Abhishek (Abhi) Prasad
During his time as a PhD student in the Ebel laboratory, Abhi worked on understanding small RNA mechanisms in mosquitoes in the context of antiviral response to arbovirus infection. Specifically, he focused on profiling products of the small-interfering RNA (siRNA) and PIWI-interacting RNA (piRNA) pathways in response to West Nile virus, Western equine encephalitis virus, and Sindbis virus infection in Culex sp. mosquitoes. Abhi is now a Senior Scientist in Dr. Thomas Geisbert’s laboratory at UTMB, which works on development and testing of vaccines and therapeutics to filoviruses, as well as other highly pathogenic viruses such as Nipah, Crimean-Congo hemorrhagic fever, and Lassa viruses.

Doug E. Brackney
While in the Ebel Laboratory, Doug worked on a number of projects including understanding West Nile virus populations within vector mosquitoes and birds, developing a novel surveillance strategy (xenosurveillance) which harnesses the blood-feeding habits of mosquitoes, and examining the role of autophagy during virus infection of mosquitoes. He is currently an Assistant Scientist at the Connecticut Agricultural Experiment Station. His research looks at the cellular and molecular mechanisms mediating virus–vector interactions and how these influence virus evolution. His team seeks to better characterize the interactions between the virus, vector, and host in hopes of improving existing control measures and developing novel interventions in order to reduce the disease burden associated with arthropod-borne pathogens.

Nathan Grubaugh
Nate was a PhD student in the Ebel lab from 2012-2016 studying West Nile virus evolution, specifically how different avian hosts and mosquito vectors impacted virus genetic diversity. For this, he helped to develop laboratory methods to collect virus populations during different phases of the transmission cycle and implemented population genetics tools to analyze how the viruses changed. Following his PhD from CSU, Nate went on to do a postdoc at the Scripps Research Institute in La Jolla, CA using genomic epidemiology to investigate the recent Zika epidemic.

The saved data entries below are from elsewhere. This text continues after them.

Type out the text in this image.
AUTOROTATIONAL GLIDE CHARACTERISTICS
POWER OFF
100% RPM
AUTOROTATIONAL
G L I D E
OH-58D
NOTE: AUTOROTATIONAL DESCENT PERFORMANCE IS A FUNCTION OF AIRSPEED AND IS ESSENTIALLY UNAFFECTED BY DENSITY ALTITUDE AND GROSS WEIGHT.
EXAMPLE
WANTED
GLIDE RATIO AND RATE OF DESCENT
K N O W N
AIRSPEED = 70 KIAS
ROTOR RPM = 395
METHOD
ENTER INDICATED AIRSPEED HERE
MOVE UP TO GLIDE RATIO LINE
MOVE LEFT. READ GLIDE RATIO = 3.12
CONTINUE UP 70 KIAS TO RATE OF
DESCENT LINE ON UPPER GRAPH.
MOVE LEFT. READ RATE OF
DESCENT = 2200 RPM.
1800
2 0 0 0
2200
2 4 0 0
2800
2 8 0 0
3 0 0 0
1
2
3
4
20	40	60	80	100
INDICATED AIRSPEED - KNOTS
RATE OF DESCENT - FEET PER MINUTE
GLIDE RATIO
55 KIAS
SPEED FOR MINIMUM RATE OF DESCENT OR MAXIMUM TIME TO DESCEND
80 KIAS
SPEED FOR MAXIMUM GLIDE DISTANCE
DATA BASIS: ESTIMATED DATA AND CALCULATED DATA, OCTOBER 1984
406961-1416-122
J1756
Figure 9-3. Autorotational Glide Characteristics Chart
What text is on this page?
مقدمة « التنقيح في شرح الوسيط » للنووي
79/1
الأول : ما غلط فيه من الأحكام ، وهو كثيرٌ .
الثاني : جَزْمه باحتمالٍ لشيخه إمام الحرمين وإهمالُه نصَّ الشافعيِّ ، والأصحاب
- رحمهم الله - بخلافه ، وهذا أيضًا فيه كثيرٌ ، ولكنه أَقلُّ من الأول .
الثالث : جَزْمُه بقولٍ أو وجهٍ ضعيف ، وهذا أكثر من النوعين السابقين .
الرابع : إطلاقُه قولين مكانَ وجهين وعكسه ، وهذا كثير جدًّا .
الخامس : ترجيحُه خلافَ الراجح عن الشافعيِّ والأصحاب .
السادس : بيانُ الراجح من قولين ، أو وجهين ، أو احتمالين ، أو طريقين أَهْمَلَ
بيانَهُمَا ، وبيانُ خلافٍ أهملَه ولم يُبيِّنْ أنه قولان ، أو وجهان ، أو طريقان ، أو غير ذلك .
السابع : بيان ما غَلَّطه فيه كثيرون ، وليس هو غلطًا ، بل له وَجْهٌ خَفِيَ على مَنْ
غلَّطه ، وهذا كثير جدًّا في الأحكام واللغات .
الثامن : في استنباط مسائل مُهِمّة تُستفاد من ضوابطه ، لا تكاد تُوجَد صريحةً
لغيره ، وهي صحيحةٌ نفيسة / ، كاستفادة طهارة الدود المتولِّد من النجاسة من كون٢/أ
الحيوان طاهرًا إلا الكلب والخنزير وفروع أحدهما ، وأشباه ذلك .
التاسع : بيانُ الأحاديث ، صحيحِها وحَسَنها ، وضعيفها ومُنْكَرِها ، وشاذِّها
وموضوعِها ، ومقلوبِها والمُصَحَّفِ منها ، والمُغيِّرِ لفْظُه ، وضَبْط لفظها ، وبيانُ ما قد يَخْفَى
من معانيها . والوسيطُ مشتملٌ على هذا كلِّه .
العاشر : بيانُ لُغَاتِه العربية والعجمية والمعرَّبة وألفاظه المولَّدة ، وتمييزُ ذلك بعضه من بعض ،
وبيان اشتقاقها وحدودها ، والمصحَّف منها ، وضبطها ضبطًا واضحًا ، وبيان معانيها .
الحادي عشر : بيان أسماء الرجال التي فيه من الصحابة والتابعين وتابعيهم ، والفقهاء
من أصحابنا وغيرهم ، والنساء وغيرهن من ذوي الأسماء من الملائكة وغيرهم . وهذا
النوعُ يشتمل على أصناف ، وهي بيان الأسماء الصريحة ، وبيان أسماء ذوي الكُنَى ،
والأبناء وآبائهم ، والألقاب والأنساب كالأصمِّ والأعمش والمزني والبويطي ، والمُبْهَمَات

He is now an Assistant Professor at the Yale School of Public Health where his lab uses experimental approaches from his Ebel lab days and epidemiological approaches from his postdoc to study how mosquito- and tick-borne viruses, like Zika, West Nile, dengue, and Powassan, emerge into new areas, cause disease, and adapt to novel environments.

Ivy K Brown
Ivy had the honor of being the first student to join the Ebel lab at the University of New Mexico in 2007. She worked there for three years studying WNV quasispecies structure within mosquitoes using a variety of molecular techniques and maintaining the insectary. This training was invaluable to Ivy’s development as a scientist, as the experience set the stage for a lucrative career in which she has worn many hats in several different biomedical research fields. After completion of her studies at UNM she went on to obtain her master’s degree in molecular biology at the University of Brussels in Belgium. Her latest role has brought her to back to Colorado and into the service of the Ebel lab once more as their VWR Life Science Specialist, where she is always on the lookout for the latest and greatest technologies and reagents that might help further advance the lab’s science.